First tries using McStas

artus at obiwan.kri.physik.uni-muenchen.de artus at obiwan.kri.physik.uni-muenchen.de
Thu Nov 12 16:38:18 CET 1998


Hello Kristian,

thanks for this huge amount of information! I'll try to use the new
source and the new detector as soon as possible.

Now to the problem with the graphics. I have to confess that I didn't
realize that both PGPLOT packages are necessary! I thought it were just 
a newer and an older version (Sorry!). So I just tried to install 2.11 
but 'make' stops with an error:  

make: *** [PGPLOT.c] Error 139

?? Is the order of installation of the PGPLOT packages important? 'perl 
Makefile.PL' seems to be ok:

obiwan:/usr/local/PGPLOT-2.11 # perl Makefile.PL 
Found compiler g77
ExtUtils::F77: Using system=Linux compiler=G77
Checking for gcc in disguise
Compiler is gcc version 2.7.2.1ExtUtils::F77: Validating -L/usr/lib
 -L/usr/lib -lf2c -lm -L/usr/lib/gcc-lib/i686-pc-linux-gnulibc1/2.8.1 -lgcc   [ok]
ExtUtils::F77: Compiler: g77
ExtUtils::F77: Cflags: -O
Checking if your kit is complete...
Looks good
Writing Makefile for PGPLOT



Back to the guides: Following Murphy's law I interchanged the m's
describing the different reflectivity for the faces within
Guide2.comp! We here used the 'convention', that the side faces are
connected to the HORIZONTAL path of the neutrons and therefor we use
mh for the side faces. You use the terminology vice versa as I now assume?
We ran across this problem earlier here and now we always talk of top
and bottom and left and right to avoid misunderstandings... May be
this is worth noticing in the future documentation of Guide2.  
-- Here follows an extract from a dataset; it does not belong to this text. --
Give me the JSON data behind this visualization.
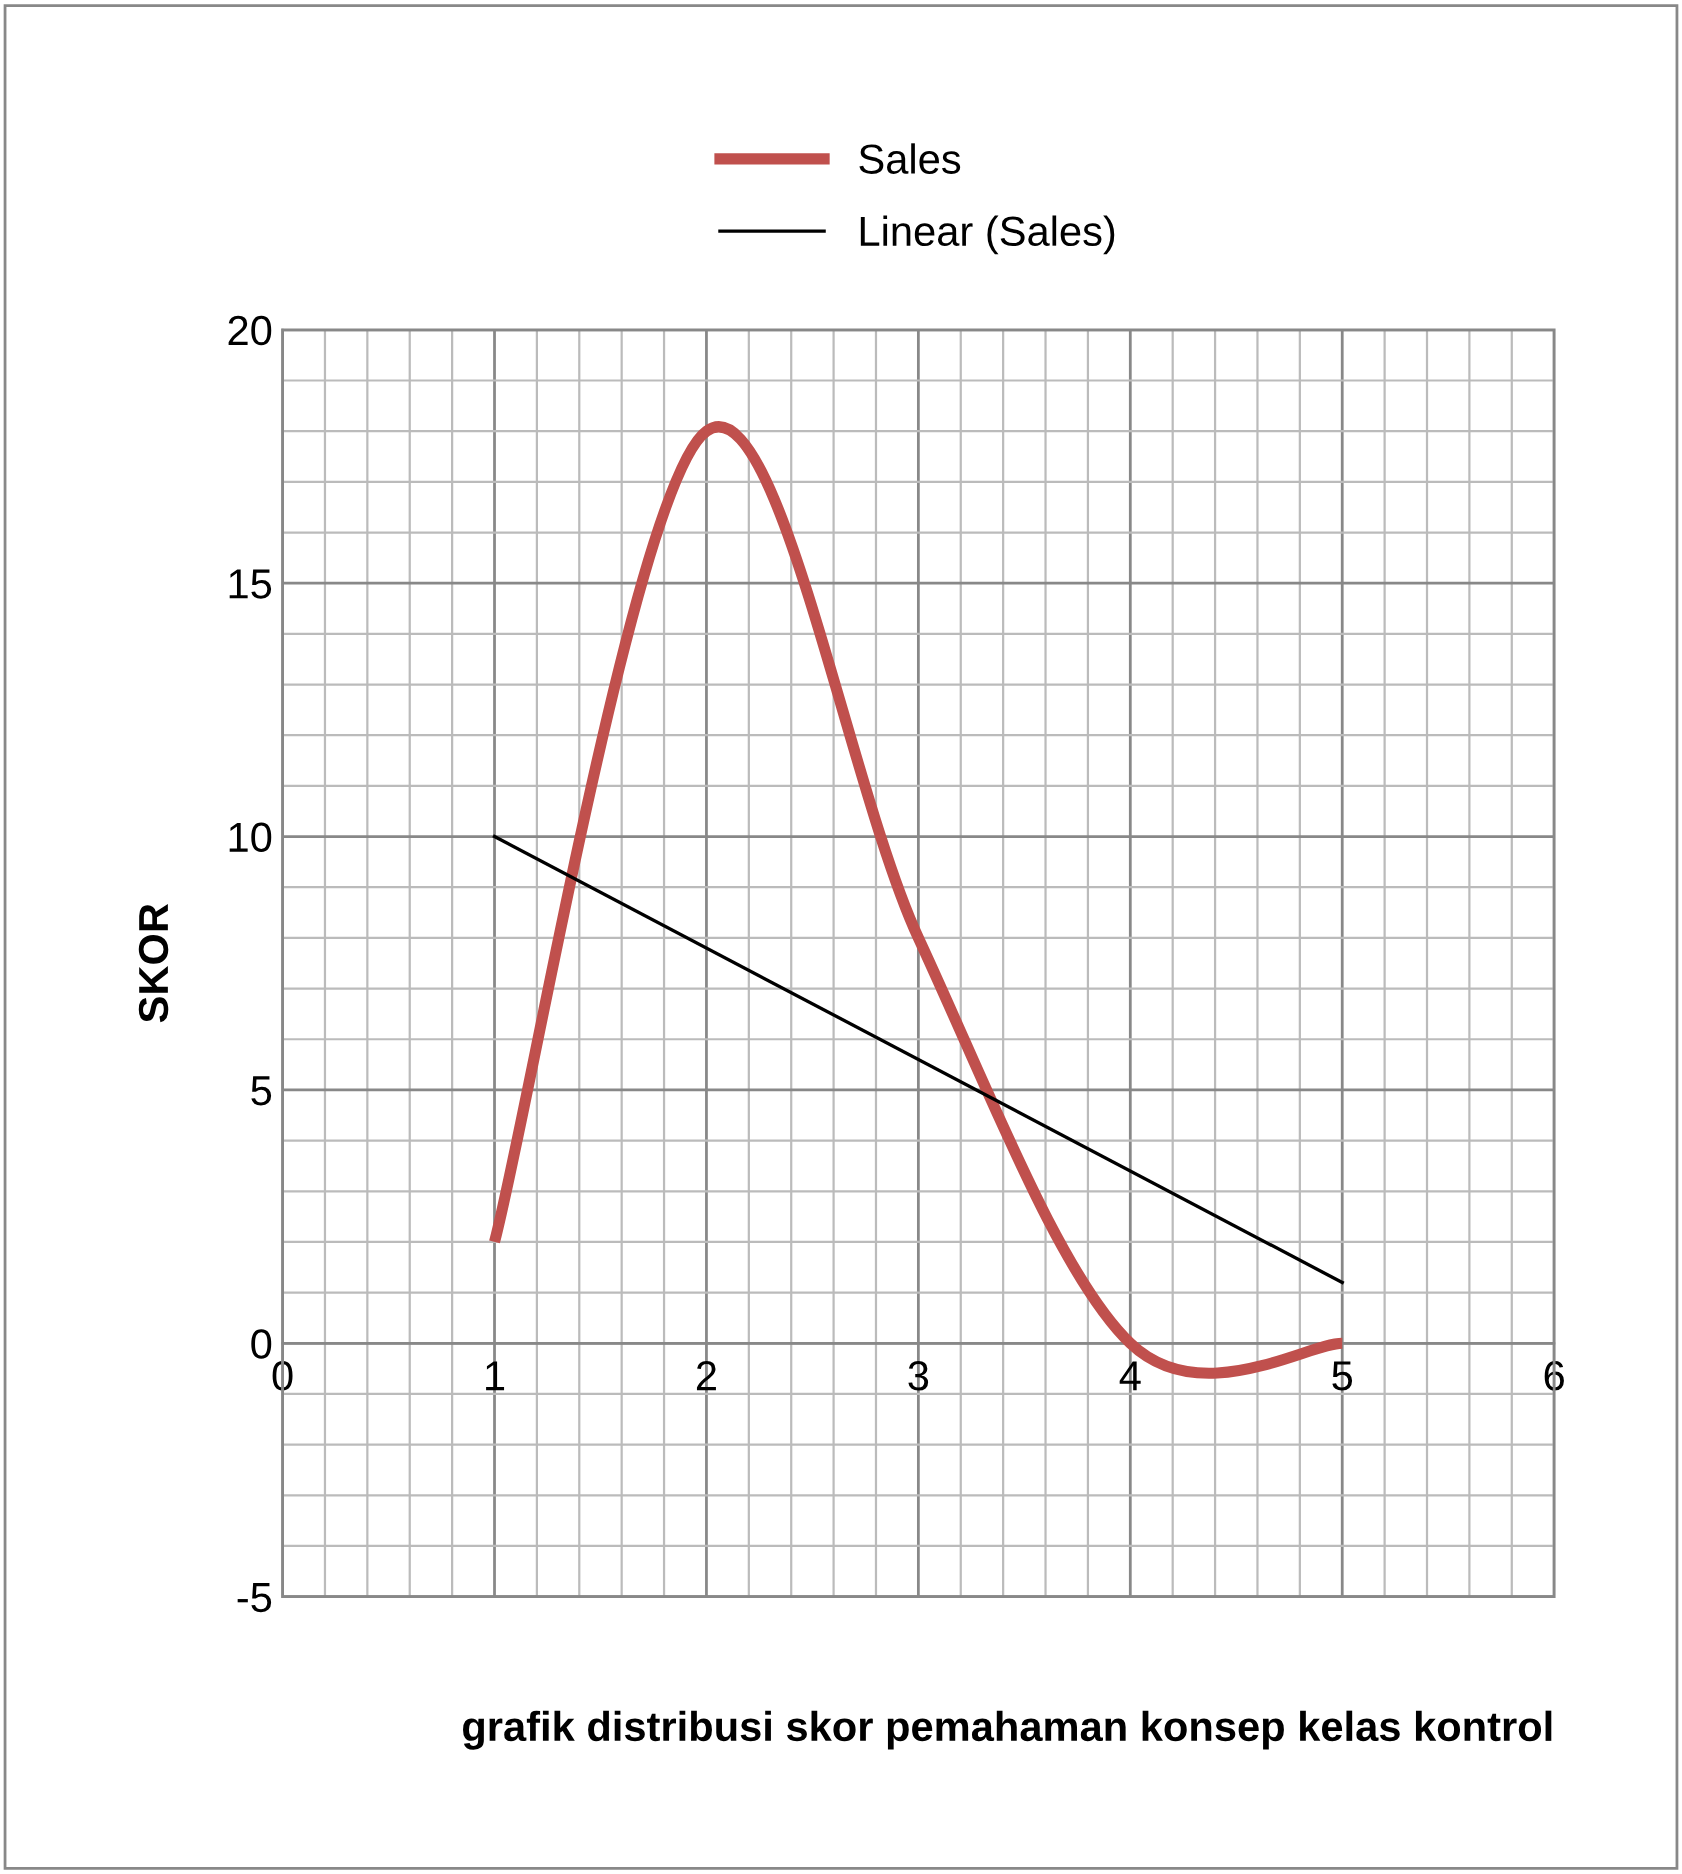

> It would probably be simpler to place one monitor at the guide entrance
and one at the exit. The transmission is then the ratio between the
intensities in the two monitors, mon2_I/mon1_I. The monitor at the
entrance must have the same dimensions as the guide opening, of
course.

Placing a monitor in front of the guide in fact is a good
idea. Dividing the final sum of weights by (solid angle at source *
4pi) also gives the same as long as you assign xw and yh for
Source_flat to the size of the guide entrance. 

I was a little bit astonished, that your slope alpha to describe the
reflectivity for mirrors is positive?
Beamline uses a slightly simpler way to describe the reflectivity. The 
only(?) difference is, that it doesn't model the sigmoid decay to
reflectivity 0. It just uses a cutoff. But according to the numbers,
this difference is negligible (if I didn't make any mistake):

Guide              Transmissions(%)
           McStas                Beamline
A          1.52                  1.57
B          2.84                  2.91

A: straight guide, 20x60, TB: m=3, LR: m=2, 11.5m long, 2 gaps
B: focussing guide 40x85 -> 20x60, TB: m=3, LR: m=2, 11.5m long, 2 gaps

I have also calculated three guides (straight section + diverging
section, focussing guide, straight guide, m's = 1 and 3)
for Ralph (he was also at the meeting) but I don't have his
transmissions for beamline. But I remember that the numbers were also
very close! Also all profiles looked absolutely the same!